The report - “Modern food biotechnology, human health and development” -presents the potential benefits and risks associated with GM foods, which can increase crop yield, food quality and the diversity of foods which can be grown in a given area, leading to better health and nutrition, thus raising health and living standards.
But some of the genes used to manufacture GM foods have not been in the food chain before and introduction of new genes may cause changes in the existing genetic make-up of the crop. Therefore, the potential human health effects of such foods should always be assessed before they are grown and marketed, and long-term monitoring must be carried out to catch any possible adverse effects early, the report stresses.
It notes that pre-market risk assessments have been performed on all GM products where these products are marketed and that to date no negative health effects have been found.

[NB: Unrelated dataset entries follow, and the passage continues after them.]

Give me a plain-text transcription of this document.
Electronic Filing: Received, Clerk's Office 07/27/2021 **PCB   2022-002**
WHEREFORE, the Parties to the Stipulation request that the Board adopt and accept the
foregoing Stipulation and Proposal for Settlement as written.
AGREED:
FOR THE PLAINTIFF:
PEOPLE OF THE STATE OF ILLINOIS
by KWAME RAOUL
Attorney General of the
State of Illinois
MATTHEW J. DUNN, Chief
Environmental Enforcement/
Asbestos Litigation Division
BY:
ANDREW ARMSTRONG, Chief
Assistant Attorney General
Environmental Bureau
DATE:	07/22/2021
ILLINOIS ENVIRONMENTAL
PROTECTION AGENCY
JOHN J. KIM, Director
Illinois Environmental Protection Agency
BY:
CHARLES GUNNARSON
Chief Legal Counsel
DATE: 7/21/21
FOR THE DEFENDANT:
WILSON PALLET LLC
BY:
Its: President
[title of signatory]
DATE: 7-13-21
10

The report also recommends that in future, evaluation should be widened to include social, cultural and ethical considerations to help ensure there is no “genetic divide” between groups of countries which do and do not allow the growth, cultivation and marketing of GM products.
The GM food aid crisis in southern Africa in 2002, where a number of countries did not permit GM food aid as a result of mostly socio-economic concerns, illustrates the need for broader evaluations, it notes.
“GM foods should be examined from many standpoints, including the social and ethical, in addition to the health and environmental. If we help our Member States to do this on a national level we can avoid creating a 'genetic divide' between those countries which permit GM crops and those which do not,” Dr. Schlundt said.